Boomers have known only inflationary or reflationary conditions for most, if not all of their conscious lives. Here is the pattern: Want, work, borrow, spend, enjoy, and worry about the bills tomorrow, as if tomorrow would never come.
Now tomorrow is dawning, the bills are due, and boomers are now entering end of life with a need to consume what they perceived would be a treasure chest of accumulated wealth that would allow them to sustain their inflationary lifestyles to life’s end.
However, that wealth has now vanished in a giant deflationary two-step of collapsing home prices and a collapsing stock market. Note that those are symptoms of deflation not proof of it.
However, 15 out of 15 things one might expect to see happen during deflation are happening now, as detailed in Humpty Dumpty on Inflation.
Material living standards and associated expectations among even the lower working class and poor in the western nations have been raised to levels that will not likely be maintained during a secular deflationary crisis, let alone permit the lifestyles of the upper working class, professional middle class, and wealthy to remain intact.
Is Deflation A Government Choice?
Most still believe in the Fed’s ability to inflate another bubble. They are mistaken. Instead I offer a Crash Course For Bernanke.
Greenspan had the wind of consumers’ willingness and ability to go deeper in debt at his back. Bernanke has the wind of boomers fearing retirement in the midst of falling home prices and impaired bank balance sheets blowing stiffly in his face. There is no cure for what ails us other than time and price. And with the aforementioned attitude changes, the biggest, most reckless, global credit expansion experiment the world has ever seen is coming to an end. Central banks are powerless to do anything about it.
I know that in theory a determined government can always produce hyperinflation if it wants, I have heard that story 1000 times. If it was so simple in practice, however, yields would not be at 0%. Right now, the important thing to note is that even with massive “stimulus”, thus far it’s dwarfed by the implosion of credit and the trillions of dollars worth of writedowns and bankruptcies that are coming. Japan tried for years to combat deflation and failed.
Government Bonds A Good Bet
The video is quite interesting and I recommend listening to it in entirety. With everyone up in arms over the so-called “bond bubble”, Hendry has a much more pragmatic view, quite similar to mine. Here is a partial transcript of points Hendry made.
- When it comes to treasuries I don’t care about the next 30 years, I care about the next 30 months.
- The Euro is a flawed mechanism and that spells trouble.
- There is no money on the sidelines. We have had one of the most profound periods of wealth destruction in the last 12 month. Billionaires are throwing themselves in front of trains. Sideline cash is a myth.
- Debt of all forms went from a generational low of 110% of GDP in 1974 to 360% of GDP recently. We have supersized everything. In 25 years it will be back at 110% of GDP. That has profound implications on valuations and asset classes. It puts a downward damper on everything.
I agree with Hendry’s line of thinking, and even more so with all the bottom callers everywhere else. Would I want to buy treasuries for 30 years? Of course not. But that does not make them a good short either, not right now, and certainly not at 5% when many started. Ten year treasury yields are likely to stay under 5% for a long time to come.
Whether or not one considers treasuries to be in a bubble, should depend on a frame of reference. I would rather worry about the next two years than the 28 years that follow. Given that a deflationary environment that might last longer than most think, I see no reason to be shorting treasuries here except for a technical scalp. One could just as easily go long, given the wind is still at the back.

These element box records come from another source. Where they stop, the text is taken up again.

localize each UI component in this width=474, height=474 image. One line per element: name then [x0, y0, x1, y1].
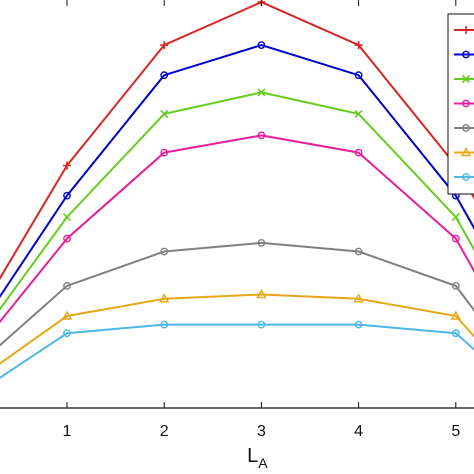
series-2 [0, 41, 474, 299]
legend-marker [462, 26, 470, 34]
x-axis-label-subscript: A [258, 455, 268, 471]
data-point [62, 213, 72, 222]
series-line [0, 1, 474, 281]
legend-entry-5 [454, 124, 474, 132]
legend-marker [462, 99, 470, 108]
data-point [450, 310, 462, 320]
data-point [61, 310, 73, 320]
data-point [256, 289, 267, 299]
legend-marker [462, 50, 470, 59]
x-tick-label: 5 [451, 423, 460, 440]
data-point [354, 71, 363, 80]
x-tick-label: 2 [160, 423, 169, 440]
data-point [63, 234, 71, 243]
series-4 [0, 131, 474, 324]
series-line [0, 44, 474, 299]
legend-entry-6 [454, 147, 474, 157]
data-point [160, 71, 169, 80]
legend-marker [462, 173, 470, 181]
data-point [257, 88, 266, 97]
data-point [354, 41, 363, 50]
series-line [0, 323, 474, 379]
series-1 [0, 0, 474, 281]
legend-marker [462, 124, 470, 132]
legend-marker [461, 74, 471, 84]
x-tick-label: 3 [257, 423, 266, 440]
data-point [63, 329, 71, 338]
legend-entry-4 [454, 99, 474, 108]
data-point [354, 320, 363, 329]
series-7 [0, 320, 474, 379]
legend-entry-3 [454, 74, 474, 84]
data-point [63, 281, 71, 290]
data-point [451, 213, 460, 222]
data-point [354, 247, 363, 256]
series-3 [0, 88, 474, 311]
data-point [257, 41, 266, 49]
x-tick-label: 1 [63, 423, 72, 440]
data-point [158, 293, 170, 303]
legend-entry-1 [454, 26, 474, 34]
series-line [0, 134, 474, 324]
data-point [354, 148, 363, 157]
legend-marker [460, 147, 472, 157]
data-point [160, 109, 169, 118]
data-point [257, 131, 266, 140]
x-tick-label: 4 [354, 423, 363, 440]
data-point [160, 41, 169, 50]
series-6 [0, 289, 474, 365]
data-point [353, 293, 364, 303]
x-axis-label: LA [247, 445, 268, 471]
data-point [160, 320, 169, 329]
data-point [63, 161, 71, 170]
series-5 [0, 238, 474, 347]
series-line [0, 293, 474, 365]
series-layer [0, 0, 474, 379]
data-point [451, 234, 460, 243]
data-point [354, 109, 363, 118]
x-axis: 1 2 3 4 5 [63, 0, 460, 440]
legend-entry-2 [454, 50, 474, 59]
legend-entry-7 [454, 173, 474, 181]
series-line [0, 241, 474, 347]
data-point [451, 281, 460, 290]
data-point [257, 238, 266, 247]
data-point [160, 148, 169, 157]
data-point [257, 320, 266, 329]
x-axis-label-main: L [247, 445, 258, 467]
data-point [63, 191, 71, 200]
data-point [451, 329, 460, 338]
legend [447, 13, 474, 195]
data-point [160, 247, 169, 256]
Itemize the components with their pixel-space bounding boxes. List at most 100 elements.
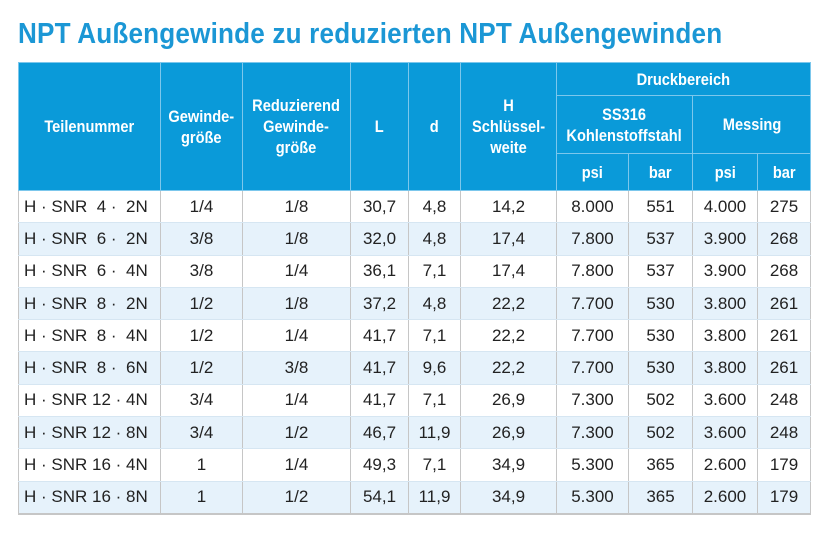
cell-diameter: 11,9: [408, 481, 461, 515]
header-psi-ss316: psi: [556, 153, 629, 191]
header-d: d: [408, 62, 461, 191]
cell-brass-bar: 275: [756, 190, 812, 224]
header-ss316: SS316 Kohlenstoffstahl: [556, 95, 693, 154]
cell-ss316-psi: 7.300: [556, 384, 629, 418]
page-title: NPT Außengewinde zu reduzierten NPT Auße…: [18, 18, 723, 50]
cell-brass-bar: 261: [756, 287, 812, 321]
cell-ss316-bar: 502: [628, 384, 693, 418]
table-row: H · SNR 4 · 2N 1/4 1/8 30,7 4,8 14,2 8.000 551 4…: [18, 190, 812, 224]
cell-thread-size: 1: [160, 448, 243, 482]
cell-ss316-psi: 7.700: [556, 287, 629, 321]
table-row: H · SNR 16 · 4N 1 1/4 49,3 7,1 34,9 5.300 365 2.…: [18, 448, 812, 482]
table-row: H · SNR 8 · 4N 1/2 1/4 41,7 7,1 22,2 7.700 530 3…: [18, 319, 812, 353]
cell-length: 49,3: [350, 448, 409, 482]
cell-ss316-psi: 7.800: [556, 222, 629, 256]
cell-ss316-bar: 365: [628, 481, 693, 515]
cell-reduced-thread-size: 1/4: [242, 255, 351, 288]
cell-ss316-psi: 5.300: [556, 448, 629, 482]
cell-length: 36,1: [350, 255, 409, 288]
cell-ss316-bar: 502: [628, 416, 693, 450]
cell-length: 30,7: [350, 190, 409, 224]
cell-length: 54,1: [350, 481, 409, 515]
cell-wrench-size: 14,2: [460, 190, 557, 224]
cell-ss316-bar: 530: [628, 319, 693, 353]
cell-thread-size: 1/4: [160, 190, 243, 224]
cell-brass-psi: 3.900: [692, 255, 758, 288]
cell-reduced-thread-size: 1/2: [242, 481, 351, 515]
cell-length: 46,7: [350, 416, 409, 450]
cell-brass-psi: 3.600: [692, 384, 758, 418]
cell-thread-size: 3/4: [160, 384, 243, 418]
cell-part-number: H · SNR 12 · 4N: [18, 384, 161, 418]
cell-part-number: H · SNR 16 · 4N: [18, 448, 161, 482]
cell-wrench-size: 26,9: [460, 416, 557, 450]
cell-ss316-bar: 551: [628, 190, 693, 224]
cell-brass-psi: 3.800: [692, 351, 758, 385]
cell-diameter: 4,8: [408, 190, 461, 224]
cell-brass-bar: 268: [756, 222, 812, 256]
cell-ss316-psi: 7.300: [556, 416, 629, 450]
header-psi-brass: psi: [692, 153, 758, 191]
cell-brass-psi: 3.600: [692, 416, 758, 450]
cell-part-number: H · SNR 16 · 8N: [18, 481, 161, 515]
cell-ss316-bar: 365: [628, 448, 693, 482]
cell-thread-size: 3/4: [160, 416, 243, 450]
cell-length: 37,2: [350, 287, 409, 321]
cell-brass-psi: 3.800: [692, 287, 758, 321]
table-row: H · SNR 16 · 8N 1 1/2 54,1 11,9 34,9 5.300 365 2…: [18, 481, 812, 515]
cell-brass-bar: 179: [756, 481, 812, 515]
cell-reduced-thread-size: 1/4: [242, 319, 351, 353]
cell-part-number: H · SNR 8 · 6N: [18, 351, 161, 385]
table-row: H · SNR 6 · 4N 3/8 1/4 36,1 7,1 17,4 7.800 537 3…: [18, 255, 812, 288]
header-bar-ss316: bar: [628, 153, 693, 191]
cell-brass-bar: 268: [756, 255, 812, 288]
table-row: H · SNR 12 · 8N 3/4 1/2 46,7 11,9 26,9 7.300 50…: [18, 416, 812, 450]
cell-thread-size: 3/8: [160, 255, 243, 288]
cell-reduced-thread-size: 1/8: [242, 190, 351, 224]
header-wrench-size: H Schlüssel-weite: [460, 62, 557, 191]
cell-diameter: 7,1: [408, 384, 461, 418]
cell-ss316-psi: 5.300: [556, 481, 629, 515]
cell-wrench-size: 26,9: [460, 384, 557, 418]
cell-thread-size: 1/2: [160, 351, 243, 385]
cell-wrench-size: 17,4: [460, 222, 557, 256]
cell-ss316-bar: 530: [628, 287, 693, 321]
cell-ss316-psi: 7.700: [556, 319, 629, 353]
cell-part-number: H · SNR 12 · 8N: [18, 416, 161, 450]
parts-table: Teilenummer Gewinde-größe Reduzierend Gew…: [18, 62, 812, 515]
header-part-number: Teilenummer: [18, 62, 161, 191]
cell-length: 41,7: [350, 351, 409, 385]
table-row: H · SNR 6 · 2N 3/8 1/8 32,0 4,8 17,4 7.800 537 3…: [18, 222, 812, 256]
cell-brass-psi: 4.000: [692, 190, 758, 224]
cell-diameter: 9,6: [408, 351, 461, 385]
cell-length: 41,7: [350, 384, 409, 418]
cell-brass-bar: 261: [756, 319, 812, 353]
cell-part-number: H · SNR 4 · 2N: [18, 190, 161, 224]
cell-thread-size: 1/2: [160, 319, 243, 353]
cell-reduced-thread-size: 1/4: [242, 384, 351, 418]
cell-ss316-bar: 537: [628, 255, 693, 288]
header-l: L: [350, 62, 409, 191]
cell-ss316-bar: 537: [628, 222, 693, 256]
header-bar-brass: bar: [756, 153, 812, 191]
cell-reduced-thread-size: 3/8: [242, 351, 351, 385]
cell-reduced-thread-size: 1/8: [242, 222, 351, 256]
cell-part-number: H · SNR 8 · 2N: [18, 287, 161, 321]
cell-ss316-bar: 530: [628, 351, 693, 385]
cell-brass-bar: 179: [756, 448, 812, 482]
cell-thread-size: 1: [160, 481, 243, 515]
cell-diameter: 7,1: [408, 255, 461, 288]
cell-diameter: 4,8: [408, 222, 461, 256]
header-brass: Messing: [691, 95, 812, 154]
table-row: H · SNR 12 · 4N 3/4 1/4 41,7 7,1 26,9 7.300 502…: [18, 384, 812, 418]
cell-diameter: 7,1: [408, 448, 461, 482]
table-row: H · SNR 8 · 2N 1/2 1/8 37,2 4,8 22,2 7.700 530 3…: [18, 287, 812, 321]
cell-reduced-thread-size: 1/4: [242, 448, 351, 482]
cell-part-number: H · SNR 8 · 4N: [18, 319, 161, 353]
cell-diameter: 11,9: [408, 416, 461, 450]
cell-brass-bar: 248: [756, 416, 812, 450]
cell-diameter: 4,8: [408, 287, 461, 321]
cell-length: 32,0: [350, 222, 409, 256]
cell-wrench-size: 34,9: [460, 481, 557, 515]
cell-ss316-psi: 7.700: [556, 351, 629, 385]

Multi-Generational Pendulum Shift In Attitudes
Most simply do not grasp the once in a multi-generational pendulum shift from risk taking to risk aversion. The credit bubble has burst and we are on the back side of Peak Credit.
As determined as Bernanke is, the best he will be able to do is drag things out for years, making zomibified banks in the process. Those who suggest The US Government Will Not Choose Deflation, simply have it wrong. Attitudes are the key and a secular change in attitudes from consumption to savings is now underway. And that attitude is what is going to define the deflationary years that follow, regardless of what government wants.